IRS Warns of Remote Control Attacks on Tax Preparer Computers

The Internal Revenue Service is warning tax professionals that identity thieves are trying to remotely take control over their computers to file fraudulent tax returns using the names and IDs of their clients.

The IRS urged tax preparers Fridays to double-check the settings on their tax prep software and enable all security measures to safeguard their clients’ information. They should pay particular attention to any usernames and passwords for accessing their tax software. The IRS said it is aware of approximately two dozen cases in recent days where tax professionals have been victimized.

The IRS has been working with state tax authorities and the tax industry on an initiative called the Security Summit to combat identity theft. Together they recently launched the Protect Your Clients; Protect Yourself campaign to raise awareness of criminals targeting tax professionals and their clients’ information.

“This latest incident reinforces the need for all tax professionals to review their computer settings as soon as possible,” said IRS Commissioner John Koskinen‎ in a statement. “Identity thieves continue to evolve and look for new areas to exploit‎, especially as our fraud filters become more effective. The prompt identification of these attacks is another example of the great benefits that result from the close‎ working relationship the IRS now has with the tax industry and the states through the Security Summit initiative. Information is flowing more rapidly between our groups as we continue‎ our efforts to protect taxpayers.”

Koskinen recently recorded a video that the IRS posted on YouTube this week urging tax professionals to take precautions to safeguard their cybersecurity.

The IRS pointed out that the attacks are occurring as the Oct. 17 deadline approaches for filing tax extensions. The IRS warned of a similar remote control attack this past spring, just before the April 15 tax day deadline.

To prevent identity thieves from remotely accessing computers, the IRS is urging tax preparers to run a security “deep scan” to search for viruses and malware. They should also strengthen their passwords for accessing both their computers and software. The password should be at least eight digits long (although more is better), using a mix of numbers, letters and special characters.

Tax pros should also be on the lookout for phishing scams and not click on links or open attachments from unknown senders. They should educate all staff members about the dangers of phishing scams in the form of emails, texts and calls.

Tax practitioners should also review any software their employees use to remotely access the network or their IT support vendor uses to remotely troubleshoot technical problems and support the systems in the office.
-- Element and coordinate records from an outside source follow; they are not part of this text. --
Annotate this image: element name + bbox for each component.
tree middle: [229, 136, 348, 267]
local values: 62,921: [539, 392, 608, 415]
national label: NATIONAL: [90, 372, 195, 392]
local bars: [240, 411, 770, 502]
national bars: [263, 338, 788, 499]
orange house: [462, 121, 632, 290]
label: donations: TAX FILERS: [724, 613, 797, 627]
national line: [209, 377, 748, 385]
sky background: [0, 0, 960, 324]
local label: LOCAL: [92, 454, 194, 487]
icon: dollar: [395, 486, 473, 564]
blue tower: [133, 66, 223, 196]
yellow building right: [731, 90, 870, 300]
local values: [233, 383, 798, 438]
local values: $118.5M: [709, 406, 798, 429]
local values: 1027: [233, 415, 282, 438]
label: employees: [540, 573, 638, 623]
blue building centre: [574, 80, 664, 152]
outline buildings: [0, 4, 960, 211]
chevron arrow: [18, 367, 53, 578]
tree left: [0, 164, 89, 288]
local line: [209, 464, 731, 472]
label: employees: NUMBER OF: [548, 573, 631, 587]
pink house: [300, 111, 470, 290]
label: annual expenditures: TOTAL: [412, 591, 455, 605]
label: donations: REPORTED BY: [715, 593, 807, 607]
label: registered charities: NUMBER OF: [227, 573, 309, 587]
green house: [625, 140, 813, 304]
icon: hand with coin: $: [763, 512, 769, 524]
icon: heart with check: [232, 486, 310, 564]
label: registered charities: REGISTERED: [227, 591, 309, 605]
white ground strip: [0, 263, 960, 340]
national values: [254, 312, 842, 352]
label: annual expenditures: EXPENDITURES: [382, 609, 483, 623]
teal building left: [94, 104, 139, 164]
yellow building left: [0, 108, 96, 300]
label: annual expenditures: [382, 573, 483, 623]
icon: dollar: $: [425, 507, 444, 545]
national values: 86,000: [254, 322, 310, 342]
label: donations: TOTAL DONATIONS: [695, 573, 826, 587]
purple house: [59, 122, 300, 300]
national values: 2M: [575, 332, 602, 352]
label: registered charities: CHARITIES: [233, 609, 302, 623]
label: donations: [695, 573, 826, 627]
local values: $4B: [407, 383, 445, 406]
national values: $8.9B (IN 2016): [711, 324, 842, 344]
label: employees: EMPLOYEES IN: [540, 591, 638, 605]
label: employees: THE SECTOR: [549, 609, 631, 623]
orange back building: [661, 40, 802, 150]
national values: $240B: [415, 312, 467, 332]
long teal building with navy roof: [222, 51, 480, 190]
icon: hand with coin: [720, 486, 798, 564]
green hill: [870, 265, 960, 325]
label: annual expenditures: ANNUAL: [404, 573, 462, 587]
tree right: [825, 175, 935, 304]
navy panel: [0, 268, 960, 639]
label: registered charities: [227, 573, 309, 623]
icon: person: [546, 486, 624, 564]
Remote access software is a potential target for identity thieves to gain entry and take control of a machine.

The IRS recently issued instructions to tax professionals on how to monitor their PTIN activity. Tax pros should also review Publication 4557, Safeguarding Taxpayer Data, a Guide for Your Business, which provides a checklist to help safeguard taxpayer information and enhance office security. Another guide, Data Breach Information for Tax Professionals, provides information on what action to take if one becomes a victim.